Sukses

Negara Kaya Minyak Jatuh Miskin, Ini 5 Gambaran Krisis Ekonomi di Venezuela

Ekonomi Venezuela terperosok tajam. Hiperinflasi dan kekurangan makanan membuat jutaan warga Venezuela keluar dari negara itu. Beriku ini ulasan seputar kondisi krisis di sana.

Liputan6.com, Caracas - Ekonomi Venezuela terperosok tajam. Hiperinflasi, pemadaman listrik, kekurangan makanan dan obat-obatan membuat jutaan warga Venezuela berebut keluar dari negara itu.

Namun orang yang banyak disalahkan atas keadaan buruk bangsa, Nicolás Maduro, akan kembali dilantik sebagai presiden selama periode enam tahun lagi.

Jadi apa yang terjadi dengan ekonomi Venezuela, bagaimana sampai ke titik ini, dan apa yang telah dilakukan Presiden Maduro beserta pemerintahnya untuk menghentikan penurunan negara?

Berikut sejumlah hal yang patut diketahui seputar krisis ekonomi terparah yang dialami negara di Amerika Selatan tersebut, seperti dilansir BBC, Kamis (10/1/2019).

1. Hiperinflasi

Seorang wanita turun dari truk kargo yang berfungsi sebagai transportasi umum di Villa de Cura, Venezuela, Senin (22/1). Pemilik truk lebih suka membawa penumpang daripada barang dagangan karena penjarahan kian marak. (AP Photo/Fernando Llano)

Masalah terbesar yang dihadapi Venezuela dalam kehidupan sehari-hari mereka adalah hiperinflasi, yang berarti bahwa biaya untuk segala hal mulai dari makanan hingga tagihan, meningkat, sementara nilai uang terus turun.

Menurut sebuah studi oleh Majelis Nasional yang dikendalikan oposisi, tingkat inflasi tahunan Venezuela mencapai 1.300.000 persen dalam 12 bulan hingga November 2018. Pada akhir 2018, harga kontinu meningkat dua kali lipat setiap rata-rata 19 hari.

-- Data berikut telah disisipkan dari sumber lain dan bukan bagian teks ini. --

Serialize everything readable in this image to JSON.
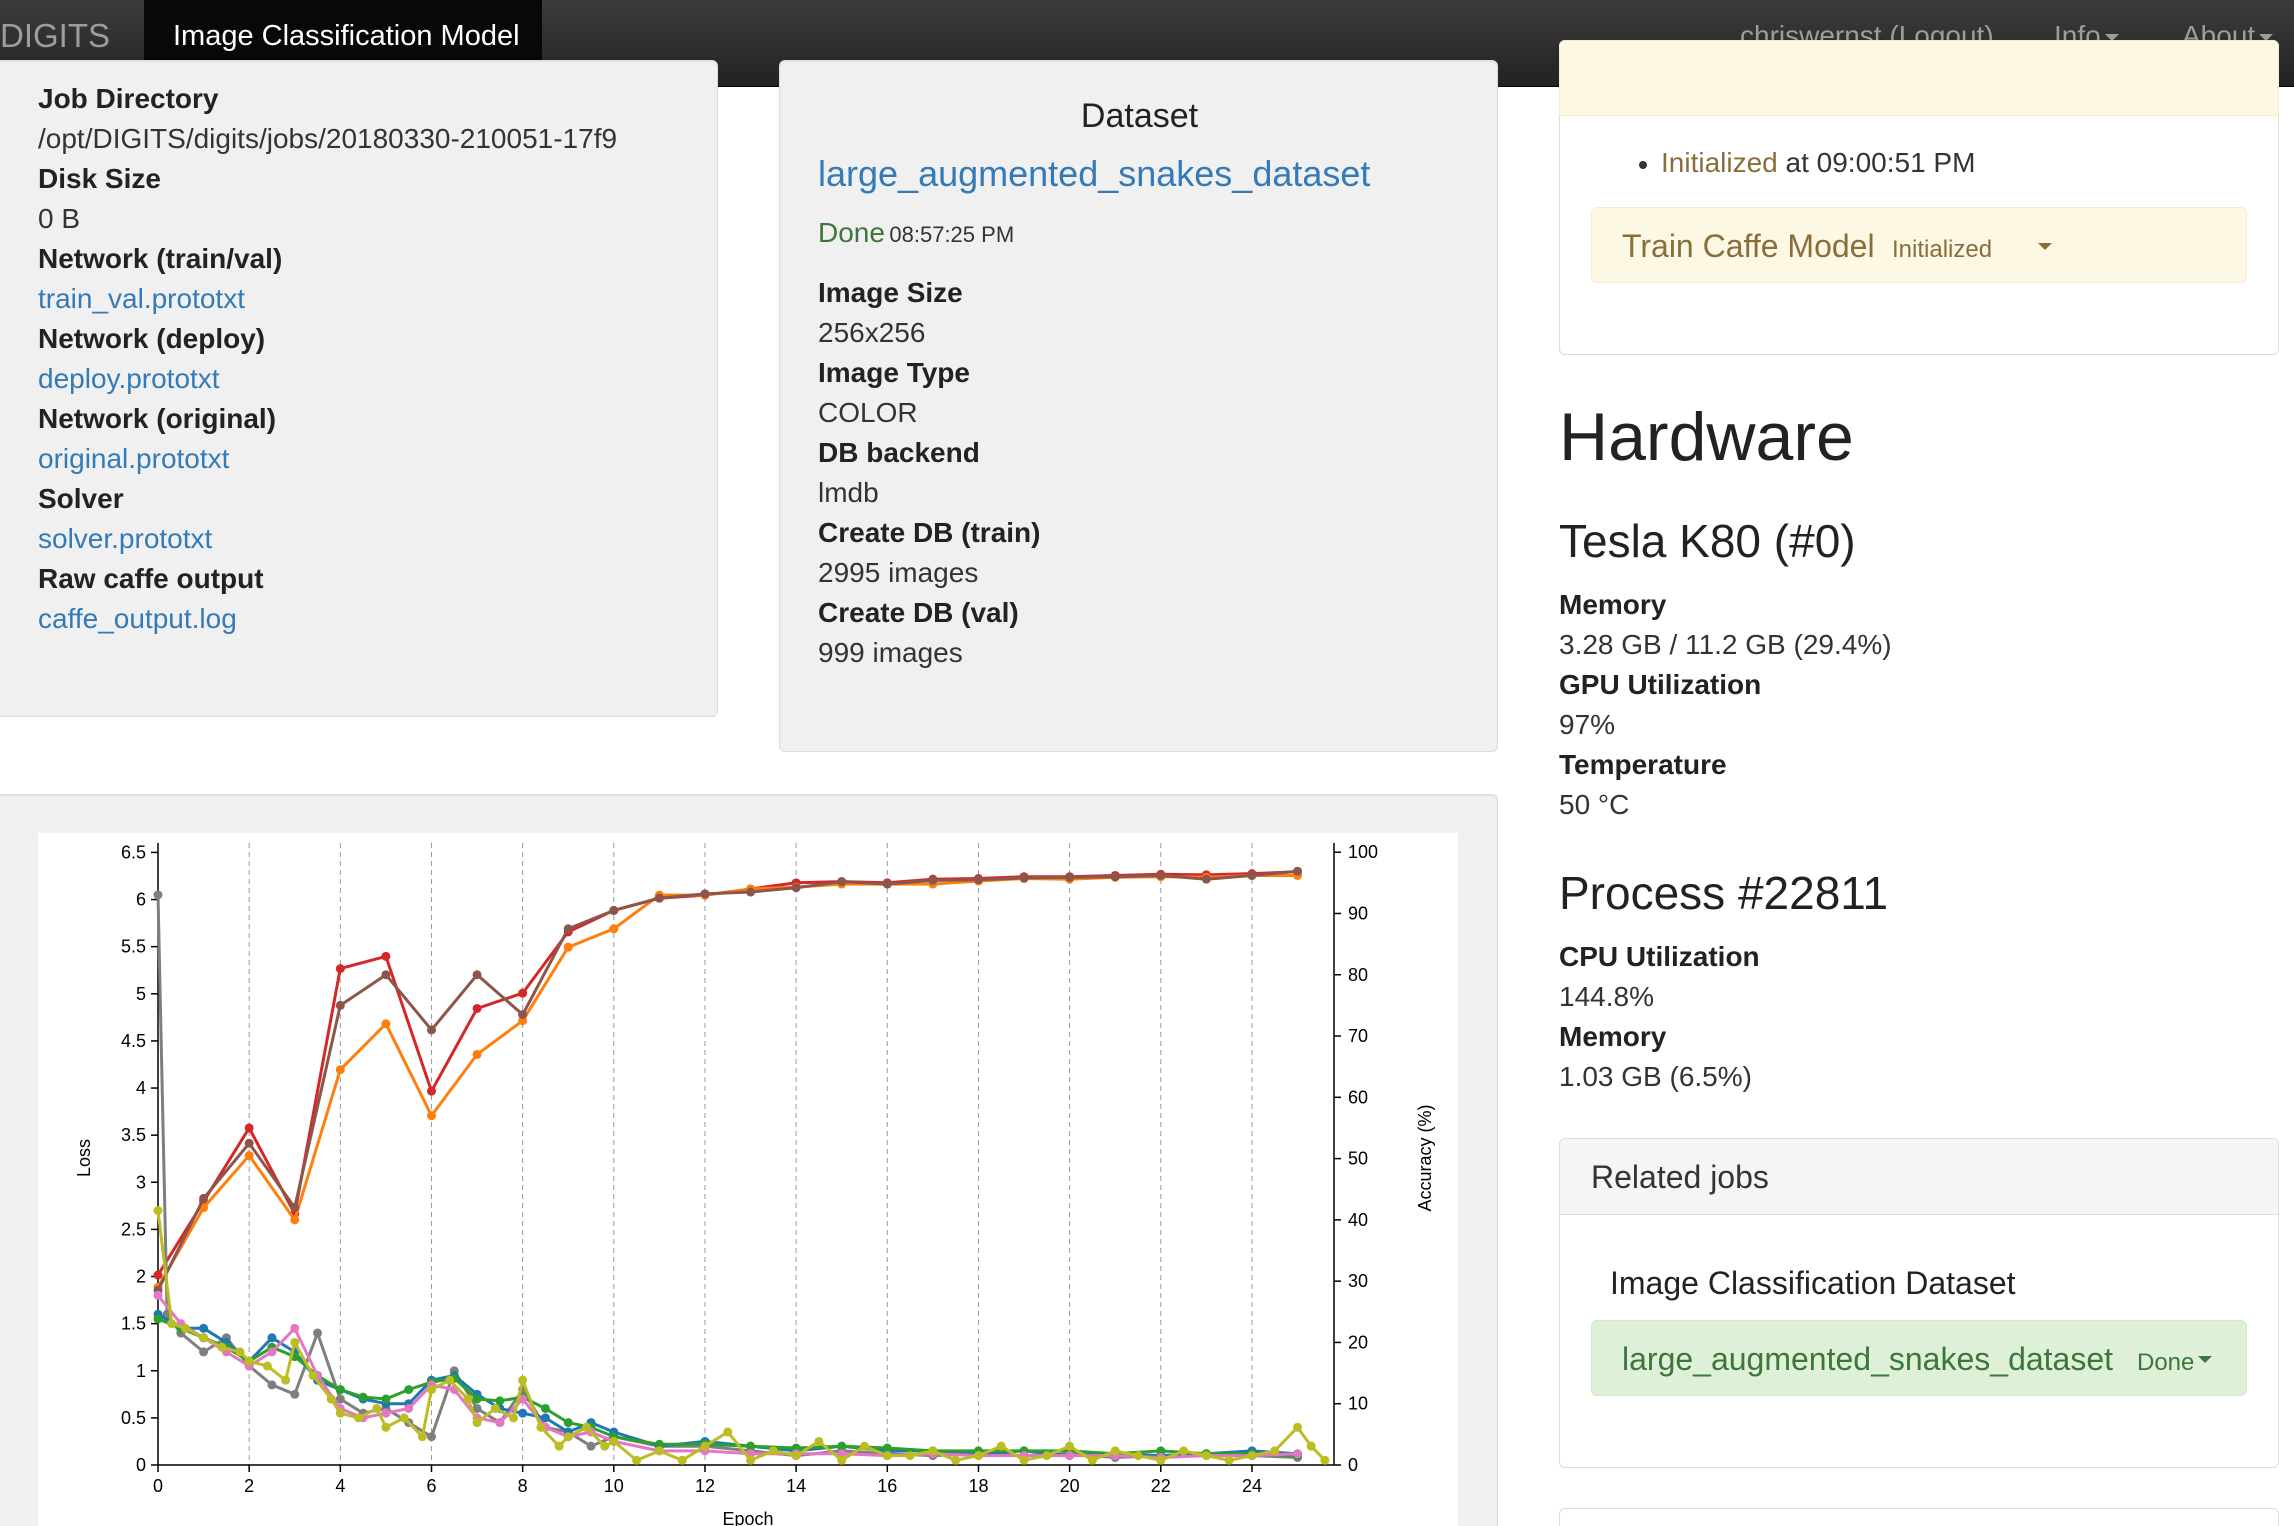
{
  "navbar": {
    "brand": "DIGITS",
    "active_tab": "Image Classification Model",
    "user": "chriswernst (Logout)",
    "info": "Info",
    "about": "About"
  },
  "job": {
    "items": [
      {
        "label": "Job Directory",
        "value": "/opt/DIGITS/digits/jobs/20180330-210051-17f9",
        "link": false
      },
      {
        "label": "Disk Size",
        "value": "0 B",
        "link": false
      },
      {
        "label": "Network (train/val)",
        "value": "train_val.prototxt",
        "link": true
      },
      {
        "label": "Network (deploy)",
        "value": "deploy.prototxt",
        "link": true
      },
      {
        "label": "Network (original)",
        "value": "original.prototxt",
        "link": true
      },
      {
        "label": "Solver",
        "value": "solver.prototxt",
        "link": true
      },
      {
        "label": "Raw caffe output",
        "value": "caffe_output.log",
        "link": true
      }
    ]
  },
  "dataset": {
    "heading": "Dataset",
    "name": "large_augmented_snakes_dataset",
    "status": "Done",
    "status_time": "08:57:25 PM",
    "items": [
      {
        "label": "Image Size",
        "value": "256x256"
      },
      {
        "label": "Image Type",
        "value": "COLOR"
      },
      {
        "label": "DB backend",
        "value": "lmdb"
      },
      {
        "label": "Create DB (train)",
        "value": "2995 images"
      },
      {
        "label": "Create DB (val)",
        "value": "999 images"
      }
    ]
  },
  "job_status": {
    "status_word": "Initialized",
    "status_at": "at 09:00:51 PM",
    "task_name": "Train Caffe Model",
    "task_status": "Initialized"
  },
  "hardware": {
    "heading": "Hardware",
    "gpu_name": "Tesla K80 (#0)",
    "gpu_items": [
      {
        "label": "Memory",
        "value": "3.28 GB / 11.2 GB (29.4%)"
      },
      {
        "label": "GPU Utilization",
        "value": "97%"
      },
      {
        "label": "Temperature",
        "value": "50 °C"
      }
    ],
    "process_name": "Process #22811",
    "process_items": [
      {
        "label": "CPU Utilization",
        "value": "144.8%"
      },
      {
        "label": "Memory",
        "value": "1.03 GB (6.5%)"
      }
    ]
  },
  "related": {
    "heading": "Related jobs",
    "type": "Image Classification Dataset",
    "job_name": "large_augmented_snakes_dataset",
    "job_status": "Done"
  },
  "chart_data": {
    "type": "line",
    "xlabel": "Epoch",
    "ylabel": "Loss",
    "y2label": "Accuracy (%)",
    "xlim": [
      0,
      25.8
    ],
    "ylim": [
      0,
      6.6
    ],
    "y2lim": [
      0,
      101.5
    ],
    "xticks": [
      0,
      2,
      4,
      6,
      8,
      10,
      12,
      14,
      16,
      18,
      20,
      22,
      24
    ],
    "yticks": [
      0,
      0.5,
      1,
      1.5,
      2,
      2.5,
      3,
      3.5,
      4,
      4.5,
      5,
      5.5,
      6,
      6.5
    ],
    "y2ticks": [
      0,
      10,
      20,
      30,
      40,
      50,
      60,
      70,
      80,
      90,
      100
    ],
    "grid": "vertical dashed",
    "series": [
      {
        "color": "#d62728",
        "axis": "right",
        "x": [
          0,
          1,
          2,
          3,
          4,
          5,
          6,
          7,
          8,
          9,
          10,
          11,
          12,
          13,
          14,
          15,
          16,
          17,
          18,
          19,
          20,
          21,
          22,
          23,
          24,
          25
        ],
        "y": [
          31,
          43,
          55,
          41,
          81,
          83,
          61,
          74.5,
          77,
          87,
          90.5,
          92.5,
          93,
          94,
          95,
          95.2,
          95,
          95.6,
          95.7,
          96,
          96,
          96.2,
          96.4,
          96.3,
          96.5,
          96.8
        ]
      },
      {
        "color": "#ff7f0e",
        "axis": "right",
        "x": [
          0,
          1,
          2,
          3,
          4,
          5,
          6,
          7,
          8,
          9,
          10,
          11,
          12,
          13,
          14,
          15,
          16,
          17,
          18,
          19,
          20,
          21,
          22,
          23,
          24,
          25
        ],
        "y": [
          29,
          42,
          50.5,
          40,
          64.5,
          72,
          57,
          67,
          72.5,
          84.5,
          87.5,
          93,
          93,
          94,
          94.3,
          94.8,
          94.8,
          94.8,
          95.3,
          95.7,
          95.6,
          95.9,
          96,
          95.9,
          96.2,
          96.2
        ]
      },
      {
        "color": "#8c564b",
        "axis": "right",
        "x": [
          0,
          1,
          2,
          3,
          4,
          5,
          6,
          7,
          8,
          9,
          10,
          11,
          12,
          13,
          14,
          15,
          16,
          17,
          18,
          19,
          20,
          21,
          22,
          23,
          24,
          25
        ],
        "y": [
          28.5,
          43.5,
          52.5,
          42,
          75,
          80,
          71,
          80,
          73.5,
          87.5,
          90.5,
          92.5,
          93.2,
          93.5,
          94.2,
          95.2,
          94.8,
          95.4,
          95.5,
          95.8,
          95.9,
          96,
          96.2,
          95.6,
          96.2,
          96.9
        ]
      },
      {
        "color": "#7f7f7f",
        "axis": "left",
        "x": [
          0,
          0.2,
          0.5,
          1,
          1.5,
          2,
          2.5,
          3,
          3.5,
          4,
          4.5,
          5,
          5.5,
          6,
          6.5,
          7,
          7.5,
          8,
          8.5,
          9,
          9.5,
          10,
          11,
          12,
          13,
          14,
          15,
          16,
          17,
          18,
          19,
          20,
          21,
          22,
          23,
          24,
          25
        ],
        "y": [
          6.05,
          1.6,
          1.4,
          1.2,
          1.35,
          1.05,
          0.85,
          0.75,
          1.4,
          0.7,
          0.55,
          0.6,
          0.45,
          0.3,
          1.0,
          0.6,
          0.45,
          0.8,
          0.4,
          0.35,
          0.2,
          0.3,
          0.2,
          0.2,
          0.15,
          0.1,
          0.15,
          0.12,
          0.1,
          0.12,
          0.1,
          0.12,
          0.08,
          0.1,
          0.12,
          0.1,
          0.08
        ]
      },
      {
        "color": "#1f77b4",
        "axis": "left",
        "x": [
          0,
          0.5,
          1,
          1.5,
          2,
          2.5,
          3,
          3.5,
          4,
          4.5,
          5,
          5.5,
          6,
          6.5,
          7,
          7.5,
          8,
          8.5,
          9,
          9.5,
          10,
          11,
          12,
          13,
          14,
          15,
          16,
          17,
          18,
          19,
          20,
          21,
          22,
          23,
          24,
          25
        ],
        "y": [
          1.6,
          1.45,
          1.45,
          1.3,
          1.1,
          1.35,
          1.2,
          0.9,
          0.8,
          0.7,
          0.65,
          0.65,
          0.9,
          0.95,
          0.75,
          0.6,
          0.55,
          0.5,
          0.35,
          0.45,
          0.35,
          0.2,
          0.25,
          0.2,
          0.15,
          0.2,
          0.15,
          0.15,
          0.12,
          0.15,
          0.1,
          0.12,
          0.1,
          0.12,
          0.15,
          0.12
        ]
      },
      {
        "color": "#2ca02c",
        "axis": "left",
        "x": [
          0,
          0.5,
          1,
          1.5,
          2,
          2.5,
          3,
          3.5,
          4,
          4.5,
          5,
          5.5,
          6,
          6.5,
          7,
          7.5,
          8,
          8.5,
          9,
          9.5,
          10,
          11,
          12,
          13,
          14,
          15,
          16,
          17,
          18,
          19,
          20,
          21,
          22,
          23,
          24,
          25
        ],
        "y": [
          1.55,
          1.45,
          1.35,
          1.25,
          1.1,
          1.25,
          1.15,
          0.95,
          0.8,
          0.72,
          0.7,
          0.8,
          0.88,
          0.92,
          0.7,
          0.68,
          0.72,
          0.6,
          0.45,
          0.4,
          0.3,
          0.22,
          0.22,
          0.2,
          0.18,
          0.2,
          0.18,
          0.15,
          0.15,
          0.15,
          0.15,
          0.12,
          0.15,
          0.12,
          0.12,
          0.1
        ]
      },
      {
        "color": "#e377c2",
        "axis": "left",
        "x": [
          0,
          0.5,
          1,
          1.5,
          2,
          2.5,
          3,
          3.5,
          4,
          4.5,
          5,
          5.5,
          6,
          6.5,
          7,
          7.5,
          8,
          8.5,
          9,
          9.5,
          10,
          11,
          12,
          13,
          14,
          15,
          16,
          17,
          18,
          19,
          20,
          21,
          22,
          23,
          24,
          25
        ],
        "y": [
          1.8,
          1.5,
          1.35,
          1.2,
          1.05,
          1.2,
          1.45,
          0.95,
          0.6,
          0.5,
          0.55,
          0.6,
          0.85,
          0.8,
          0.5,
          0.45,
          0.7,
          0.4,
          0.3,
          0.35,
          0.25,
          0.15,
          0.15,
          0.12,
          0.12,
          0.12,
          0.1,
          0.12,
          0.1,
          0.1,
          0.1,
          0.1,
          0.08,
          0.1,
          0.1,
          0.12
        ]
      },
      {
        "color": "#bcbd22",
        "axis": "left",
        "x": [
          0,
          0.3,
          0.6,
          1,
          1.4,
          1.8,
          2,
          2.4,
          2.8,
          3,
          3.4,
          3.8,
          4,
          4.4,
          4.8,
          5,
          5.4,
          5.8,
          6,
          6.4,
          6.8,
          7,
          7.4,
          7.8,
          8,
          8.4,
          8.8,
          9,
          9.4,
          9.8,
          10,
          10.5,
          11,
          11.5,
          12,
          12.5,
          13,
          13.5,
          14,
          14.5,
          15,
          15.5,
          16,
          16.5,
          17,
          17.5,
          18,
          18.5,
          19,
          19.5,
          20,
          20.5,
          21,
          21.5,
          22,
          22.5,
          23,
          23.5,
          24,
          24.5,
          25,
          25.3,
          25.6
        ],
        "y": [
          2.7,
          1.5,
          1.45,
          1.35,
          1.25,
          1.2,
          1.1,
          1.05,
          0.9,
          1.3,
          0.95,
          0.7,
          0.55,
          0.5,
          0.6,
          0.4,
          0.5,
          0.3,
          0.8,
          0.9,
          0.7,
          0.45,
          0.6,
          0.5,
          0.9,
          0.4,
          0.2,
          0.3,
          0.4,
          0.2,
          0.25,
          0.05,
          0.15,
          0.05,
          0.2,
          0.35,
          0.05,
          0.15,
          0.1,
          0.25,
          0.05,
          0.2,
          0.1,
          0.1,
          0.15,
          0.05,
          0.1,
          0.2,
          0.05,
          0.1,
          0.2,
          0.05,
          0.15,
          0.1,
          0.05,
          0.15,
          0.1,
          0.05,
          0.1,
          0.15,
          0.4,
          0.2,
          0.05
        ]
      }
    ]
  }
}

Ini telah membuat banyak rakyat Venezuela berjuang untuk membeli barang-barang pokok seperti makanan hingga peralatan mandi.

 

Simak video pilihan berikut:

* Follow Official WhatsApp Channel Liputan6.com untuk mendapatkan berita-berita terkini dengan mengklik tautan ini.

2 dari 5 halaman

2. Anjloknya Harga Minyak jadi Salah Satu Penyebab

Venezuela merupakan negara kaya karena memiliki salah satu cadangan minyak terbesar di dunia.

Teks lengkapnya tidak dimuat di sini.